Head-to-head clinical analysis & difference comparison: details on mechanism of action, dosing, half-life, interactions, and maternal-fetal safety.
CARDENE IN 5.0% DEXTROSE IN PLASTIC CONTAINER vs ADALAT CC
Clinician-reviewed, head-to-head comparison of mechanism, dosing, pharmacokinetics, and safety profiles.
Last clinically reviewed: July 2026 · OpiCalc Medical Review Team
Nicardipine is a dihydropyridine calcium channel blocker that inhibits the transmembrane influx of calcium ions into vascular smooth muscle and cardiac muscle. It causes vasodilation and decreases systemic vascular resistance.
Nifedipine, a dihydropyridine calcium channel blocker, inhibits calcium ion influx across cardiac and smooth muscle cell membranes, leading to vasodilation and decreased myocardial contractility.
Short-term treatment of hypertension when oral therapy is not feasible or desirable,Management of severe hypertension (off-label)
Hypertension,Chronic stable angina,Vasospastic angina (Prinzmetal's angina)
Intravenous infusion: initial dose 5 mg/hour, titrate by 2.5-5 mg/hour every 15-30 minutes as needed; maximum 15 mg/hour. Oral: 20 mg three times daily initially, then 30-40 mg three times daily.
30 mg orally once daily; may titrate to 60 mg or 90 mg once daily based on response and tolerability.
2 to 4 hours in healthy subjects; increased in hepatic impairment (up to 7 hours) and in elderly. No significant change in renal impairment.
Terminal elimination half-life: 7-10 hours; clinical context: sustained-release formulation provides therapeutic concentrations over 24 hours with once-daily dosing, but half-life does not directly reflect drug effect duration due to slow absorption.

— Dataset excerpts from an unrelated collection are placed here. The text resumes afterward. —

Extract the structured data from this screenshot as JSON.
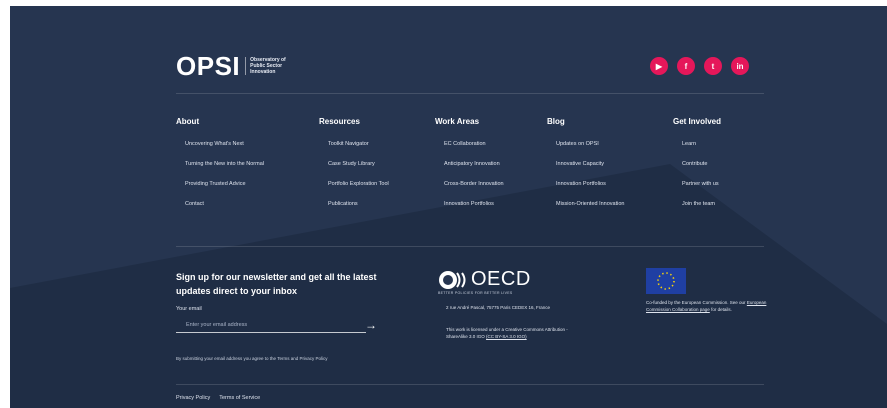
{
  "brand": {
    "logo": "OPSI",
    "subtitle_lines": [
      "Observatory of",
      "Public Sector",
      "Innovation"
    ]
  },
  "social": [
    {
      "icon": "youtube-icon",
      "glyph": "▶"
    },
    {
      "icon": "facebook-icon",
      "glyph": "f"
    },
    {
      "icon": "twitter-icon",
      "glyph": "t"
    },
    {
      "icon": "linkedin-icon",
      "glyph": "in"
    }
  ],
  "columns": [
    {
      "title": "About",
      "items": [
        "Uncovering What's Next",
        "Turning the New into the Normal",
        "Providing Trusted Advice",
        "Contact"
      ]
    },
    {
      "title": "Resources",
      "items": [
        "Toolkit Navigator",
        "Case Study Library",
        "Portfolio Exploration Tool",
        "Publications"
      ]
    },
    {
      "title": "Work Areas",
      "items": [
        "EC Collaboration",
        "Anticipatory Innovation",
        "Cross-Border Innovation",
        "Innovation Portfolios"
      ]
    },
    {
      "title": "Blog",
      "items": [
        "Updates on OPSI",
        "Innovative Capacity",
        "Innovation Portfolios",
        "Mission-Oriented Innovation"
      ]
    },
    {
      "title": "Get Involved",
      "items": [
        "Learn",
        "Contribute",
        "Partner with us",
        "Join the team"
      ]
    }
  ],
  "newsletter": {
    "title": "Sign up for our newsletter and get all the latest updates direct to your inbox",
    "email_label": "Your email",
    "email_placeholder": "Enter your email address",
    "submit_glyph": "→",
    "consent": "By submitting your email address you agree to the Terms and Privacy Policy"
  },
  "oecd": {
    "logo": "OECD",
    "tagline": "BETTER POLICIES FOR BETTER LIVES",
    "address": "2 rue André Pascal, 75775 Paris CEDEX 16, France",
    "license_text": "This work is licensed under a Creative Commons Attribution - ShareAlike 3.0 IGO",
    "license_code": "(CC BY-SA 3.0 IGO)"
  },
  "eu": {
    "text_before": "Co-funded by the European Commission. See our",
    "link": "European Commission Collaboration page",
    "text_after": "for details."
  },
  "bottom_links": [
    "Privacy Policy",
    "Terms of Service"
  ],
  "colors": {
    "background": "#263550",
    "social": "#e5175a",
    "eu_blue": "#1f3fa3",
    "eu_star": "#f6d20a"
  }
}
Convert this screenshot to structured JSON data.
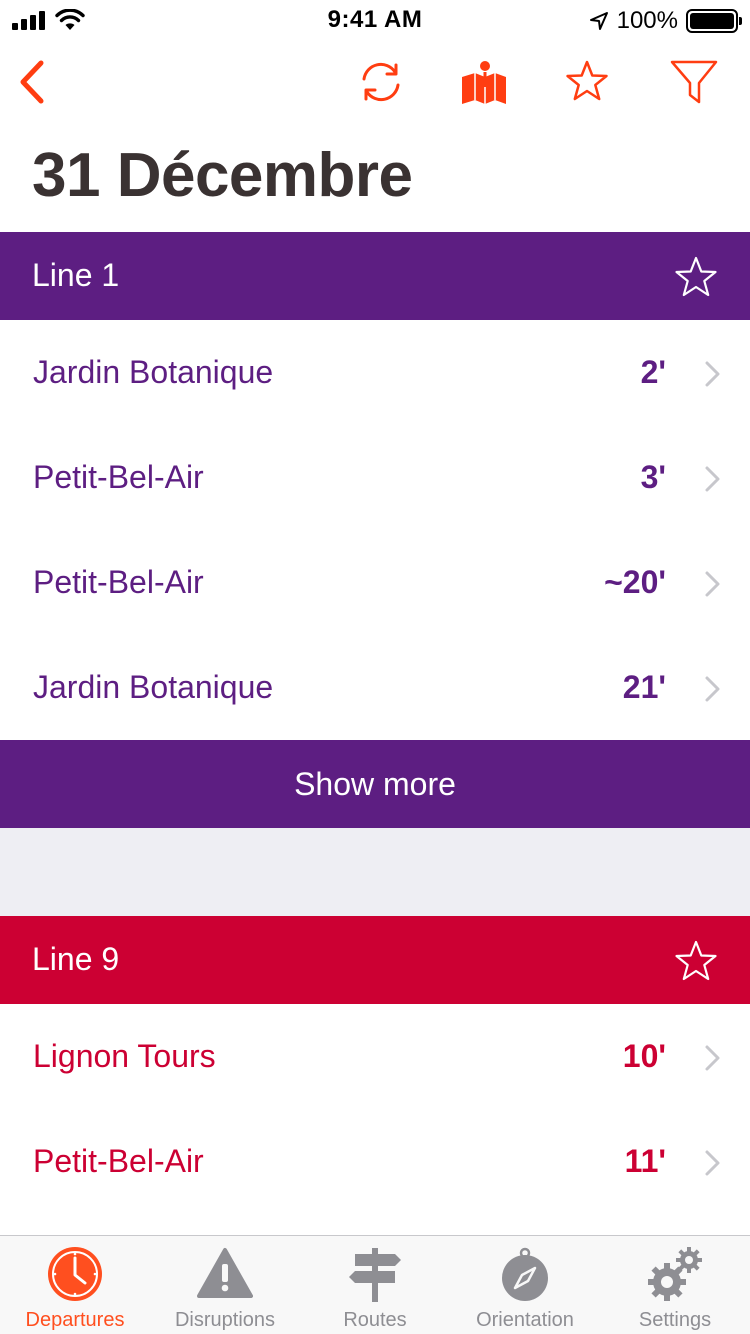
{
  "status_bar": {
    "time": "9:41 AM",
    "battery": "100%"
  },
  "nav": {
    "icons": [
      "back-chevron-icon",
      "refresh-icon",
      "map-icon",
      "favorite-star-icon",
      "filter-icon"
    ],
    "accent_color": "#ff3d11"
  },
  "page": {
    "title": "31 Décembre"
  },
  "lines": [
    {
      "name": "Line 1",
      "color": "#5d1e82",
      "departures": [
        {
          "destination": "Jardin Botanique",
          "minutes": "2'"
        },
        {
          "destination": "Petit-Bel-Air",
          "minutes": "3'"
        },
        {
          "destination": "Petit-Bel-Air",
          "minutes": "~20'"
        },
        {
          "destination": "Jardin Botanique",
          "minutes": "21'"
        }
      ],
      "show_more_label": "Show more"
    },
    {
      "name": "Line 9",
      "color": "#cc0033",
      "departures": [
        {
          "destination": "Lignon Tours",
          "minutes": "10'"
        },
        {
          "destination": "Petit-Bel-Air",
          "minutes": "11'"
        }
      ]
    }
  ],
  "tabs": [
    {
      "label": "Departures",
      "icon": "clock-icon",
      "active": true
    },
    {
      "label": "Disruptions",
      "icon": "warning-icon",
      "active": false
    },
    {
      "label": "Routes",
      "icon": "signpost-icon",
      "active": false
    },
    {
      "label": "Orientation",
      "icon": "compass-icon",
      "active": false
    },
    {
      "label": "Settings",
      "icon": "gears-icon",
      "active": false
    }
  ]
}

Extensively metabolized in the liver via cytochrome P450 (CYP) enzymes, primarily CYP3A4 and CYP2C8, to inactive metabolites.
Hepatic metabolism via CYP3A4; nifedipine is converted to inactive metabolites.
Primarily hepatic metabolism to inactive metabolites; <1% excreted unchanged in urine. Biliary/fecal excretion of metabolites accounts for approximately 60-70% of total elimination, with renal excretion of metabolites approximately 30-40%.
Renal: 70-80% as metabolites, fecal: 15-20% as metabolites, biliary: minimal (<5% unchanged).
>95% bound to plasma proteins (primarily albumin and alpha-1-acid glycoprotein).
92-98% bound primarily to albumin.
8.4 L/kg (0.084 L/kg for a 70 kg adult? Please check: typical Vd is 8.4 L/kg? Actually nicardipine Vd is about 8.4 L/kg, which is large, indicating extensive tissue distribution). Correct: Vd = 8.4 L/kg (range 0.6-8.4 L/kg? Standard value is ~8.4 L/kg).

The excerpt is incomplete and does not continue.